It's Wednesday afternoon, you're about to deploy a major release, and someone asks, "Where are the release notes?" Your heart sinks as you realize you'll be spending the next three hours combing through commit messages, trying to translate technical jargon into user-friendly language, and inevitably missing half the important changes.
At Ascend, we empower data teams to build fast, optimized, and automated data pipelines with AI-integrated workflows. We practice what we preach by applying the same automation principles to our own release notes. After searching for articles on a complete "full-stack" release notes pipeline and coming up empty-handed, I decided to build one myself—and I want to share how you can too.
In this post, you'll learn how to transform your release process from a manual, error-prone chore into a smooth, AI-powered automation that your team will actually love. We'll cover everything from architecture decisions to implementation gotchas, plus the real-world impact on our development workflow.

The Problem: Why Manual Release Notes Fail
Before diving into solutions, let's acknowledge why manual release notes are such a persistent pain point for development teams.
Time sink that derails productivity. Technical writers spend hours per release cycle syncing with developers and hand-writing release notes. This isn't just about the time—it's about context switching at the worst possible moment, right when you're trying to ship.
Procrastination leads to rushed or missing documentation. Release notes often become an afterthought, hastily written during deployment or skipped entirely when deadlines loom. The result? Users discover new features by accident, and support teams field confused questions about undocumented changes.
Multi-repository complexity multiplies the pain. When your product spans multiple repositories with independent release cycles, coordinating release notes becomes a logistical nightmare. Changes get missed, duplicated, or attributed to the wrong release.

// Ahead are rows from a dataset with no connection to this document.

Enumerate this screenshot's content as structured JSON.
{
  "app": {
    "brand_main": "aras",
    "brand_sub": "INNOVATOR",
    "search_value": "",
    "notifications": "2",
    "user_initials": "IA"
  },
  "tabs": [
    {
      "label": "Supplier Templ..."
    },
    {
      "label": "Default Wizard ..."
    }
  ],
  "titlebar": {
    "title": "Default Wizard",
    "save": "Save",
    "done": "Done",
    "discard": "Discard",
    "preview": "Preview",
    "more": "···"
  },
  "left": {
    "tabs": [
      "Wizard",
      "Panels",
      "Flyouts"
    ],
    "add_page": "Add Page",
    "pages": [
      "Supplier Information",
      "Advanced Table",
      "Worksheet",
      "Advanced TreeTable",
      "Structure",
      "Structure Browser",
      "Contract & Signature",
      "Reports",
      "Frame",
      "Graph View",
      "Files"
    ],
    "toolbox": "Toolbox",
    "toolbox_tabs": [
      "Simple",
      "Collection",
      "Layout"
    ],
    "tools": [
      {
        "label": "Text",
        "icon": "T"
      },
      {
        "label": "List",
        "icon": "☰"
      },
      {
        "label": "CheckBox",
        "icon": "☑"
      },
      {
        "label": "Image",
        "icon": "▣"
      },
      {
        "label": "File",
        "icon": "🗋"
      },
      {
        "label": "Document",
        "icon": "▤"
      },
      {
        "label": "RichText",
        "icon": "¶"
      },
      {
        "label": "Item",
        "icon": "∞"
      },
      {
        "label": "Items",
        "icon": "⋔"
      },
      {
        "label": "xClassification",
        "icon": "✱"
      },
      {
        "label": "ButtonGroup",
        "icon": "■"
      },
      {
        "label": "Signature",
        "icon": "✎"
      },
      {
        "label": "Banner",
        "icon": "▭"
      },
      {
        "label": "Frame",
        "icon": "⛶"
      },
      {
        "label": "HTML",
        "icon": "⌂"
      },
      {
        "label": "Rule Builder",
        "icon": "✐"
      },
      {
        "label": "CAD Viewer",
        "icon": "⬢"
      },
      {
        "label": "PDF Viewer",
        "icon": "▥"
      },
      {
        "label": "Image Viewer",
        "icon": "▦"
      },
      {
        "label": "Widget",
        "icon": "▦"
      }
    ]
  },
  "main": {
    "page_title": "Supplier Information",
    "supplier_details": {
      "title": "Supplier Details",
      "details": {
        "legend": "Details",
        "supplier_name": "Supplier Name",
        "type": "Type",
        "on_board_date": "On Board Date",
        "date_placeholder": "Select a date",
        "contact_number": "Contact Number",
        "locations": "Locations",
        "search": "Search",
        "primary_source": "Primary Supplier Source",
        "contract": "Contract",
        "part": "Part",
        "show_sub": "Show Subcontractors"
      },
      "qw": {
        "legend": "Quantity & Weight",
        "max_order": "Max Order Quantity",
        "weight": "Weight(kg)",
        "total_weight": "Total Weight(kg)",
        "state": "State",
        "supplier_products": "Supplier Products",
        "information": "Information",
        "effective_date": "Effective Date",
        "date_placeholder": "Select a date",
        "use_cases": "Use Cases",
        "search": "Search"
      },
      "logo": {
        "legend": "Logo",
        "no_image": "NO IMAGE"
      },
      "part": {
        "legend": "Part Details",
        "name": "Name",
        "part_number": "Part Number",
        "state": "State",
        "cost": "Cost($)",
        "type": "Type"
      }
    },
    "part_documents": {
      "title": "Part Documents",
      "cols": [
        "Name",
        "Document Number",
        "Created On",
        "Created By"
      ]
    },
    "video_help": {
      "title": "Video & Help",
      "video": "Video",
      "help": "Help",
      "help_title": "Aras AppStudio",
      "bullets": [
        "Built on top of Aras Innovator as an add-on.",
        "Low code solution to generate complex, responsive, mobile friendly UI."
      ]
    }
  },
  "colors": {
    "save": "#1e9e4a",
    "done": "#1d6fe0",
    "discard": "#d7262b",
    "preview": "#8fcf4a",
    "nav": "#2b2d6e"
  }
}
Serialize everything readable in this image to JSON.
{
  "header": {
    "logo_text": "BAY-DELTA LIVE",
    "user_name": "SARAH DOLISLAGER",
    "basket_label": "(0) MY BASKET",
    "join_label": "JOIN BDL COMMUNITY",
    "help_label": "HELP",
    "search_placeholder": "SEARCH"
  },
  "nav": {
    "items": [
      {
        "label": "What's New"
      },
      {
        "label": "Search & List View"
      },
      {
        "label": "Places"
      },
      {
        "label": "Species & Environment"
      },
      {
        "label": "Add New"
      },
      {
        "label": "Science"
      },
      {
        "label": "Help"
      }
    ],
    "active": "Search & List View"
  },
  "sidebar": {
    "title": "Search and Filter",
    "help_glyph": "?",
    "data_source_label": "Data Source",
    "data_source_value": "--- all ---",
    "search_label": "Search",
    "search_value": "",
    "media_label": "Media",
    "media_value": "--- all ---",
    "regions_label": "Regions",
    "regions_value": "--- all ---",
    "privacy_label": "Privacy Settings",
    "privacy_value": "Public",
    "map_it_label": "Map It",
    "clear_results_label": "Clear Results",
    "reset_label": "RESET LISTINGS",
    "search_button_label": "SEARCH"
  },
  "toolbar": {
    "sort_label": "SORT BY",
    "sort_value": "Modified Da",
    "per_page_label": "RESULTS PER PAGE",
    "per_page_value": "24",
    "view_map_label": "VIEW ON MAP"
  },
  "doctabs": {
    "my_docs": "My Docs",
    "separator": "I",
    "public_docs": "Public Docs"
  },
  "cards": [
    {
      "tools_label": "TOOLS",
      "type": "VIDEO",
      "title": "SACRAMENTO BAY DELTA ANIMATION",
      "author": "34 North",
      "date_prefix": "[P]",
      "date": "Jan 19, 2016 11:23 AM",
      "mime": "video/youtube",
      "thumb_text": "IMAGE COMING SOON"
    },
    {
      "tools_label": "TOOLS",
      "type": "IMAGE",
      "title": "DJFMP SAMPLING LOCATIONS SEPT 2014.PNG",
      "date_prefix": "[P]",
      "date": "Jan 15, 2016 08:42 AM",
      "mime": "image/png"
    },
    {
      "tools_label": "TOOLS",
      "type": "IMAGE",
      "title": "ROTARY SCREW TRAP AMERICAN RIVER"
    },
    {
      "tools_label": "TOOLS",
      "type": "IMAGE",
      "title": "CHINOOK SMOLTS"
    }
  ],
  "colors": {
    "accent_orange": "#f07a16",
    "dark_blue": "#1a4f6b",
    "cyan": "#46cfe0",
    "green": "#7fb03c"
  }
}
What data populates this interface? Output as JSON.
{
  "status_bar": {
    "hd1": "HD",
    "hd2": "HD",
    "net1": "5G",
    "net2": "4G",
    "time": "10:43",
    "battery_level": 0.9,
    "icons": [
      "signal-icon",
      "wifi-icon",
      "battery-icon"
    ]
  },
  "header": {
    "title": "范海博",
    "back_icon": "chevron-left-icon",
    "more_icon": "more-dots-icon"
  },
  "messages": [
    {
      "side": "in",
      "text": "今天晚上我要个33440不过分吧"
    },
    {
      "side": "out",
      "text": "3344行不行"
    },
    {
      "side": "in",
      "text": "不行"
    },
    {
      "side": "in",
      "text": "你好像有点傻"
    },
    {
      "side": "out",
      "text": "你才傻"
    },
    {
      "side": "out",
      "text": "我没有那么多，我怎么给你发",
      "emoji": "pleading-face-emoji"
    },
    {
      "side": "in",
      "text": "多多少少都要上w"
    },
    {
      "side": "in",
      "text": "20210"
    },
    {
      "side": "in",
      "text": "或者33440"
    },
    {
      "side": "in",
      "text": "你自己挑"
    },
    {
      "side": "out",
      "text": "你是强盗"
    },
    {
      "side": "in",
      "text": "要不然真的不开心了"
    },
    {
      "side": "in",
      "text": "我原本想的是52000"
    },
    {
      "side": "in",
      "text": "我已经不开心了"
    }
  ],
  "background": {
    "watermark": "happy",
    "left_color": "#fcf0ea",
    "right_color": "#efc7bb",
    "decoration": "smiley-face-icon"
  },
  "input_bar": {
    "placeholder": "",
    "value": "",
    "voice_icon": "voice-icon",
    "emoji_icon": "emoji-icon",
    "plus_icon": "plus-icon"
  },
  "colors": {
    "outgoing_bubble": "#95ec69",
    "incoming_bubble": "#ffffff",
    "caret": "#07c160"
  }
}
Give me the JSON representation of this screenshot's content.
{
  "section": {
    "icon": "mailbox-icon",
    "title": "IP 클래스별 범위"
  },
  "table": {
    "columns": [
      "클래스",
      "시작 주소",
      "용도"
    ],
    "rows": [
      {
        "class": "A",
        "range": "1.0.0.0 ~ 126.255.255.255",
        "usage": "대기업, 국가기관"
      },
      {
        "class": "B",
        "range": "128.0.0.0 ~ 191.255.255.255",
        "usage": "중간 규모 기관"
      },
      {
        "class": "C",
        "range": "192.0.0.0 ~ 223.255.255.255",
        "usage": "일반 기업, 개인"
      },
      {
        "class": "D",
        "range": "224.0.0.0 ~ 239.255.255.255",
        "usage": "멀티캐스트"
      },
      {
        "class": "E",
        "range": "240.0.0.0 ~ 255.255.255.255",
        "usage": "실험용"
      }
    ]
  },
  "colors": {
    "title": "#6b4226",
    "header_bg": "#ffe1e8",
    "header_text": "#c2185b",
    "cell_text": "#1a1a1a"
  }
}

Technical commits don't translate to user benefits. Raw commit messages like `fix null pointer exception in data validation
` don't help users understand that their data processing is now more reliable. The translation from technical change to user value requires domain knowledge and communication skills that not every developer possesses.
The result? Inconsistent, incomplete, or entirely missing release notes that frustrate users and waste everyone's time.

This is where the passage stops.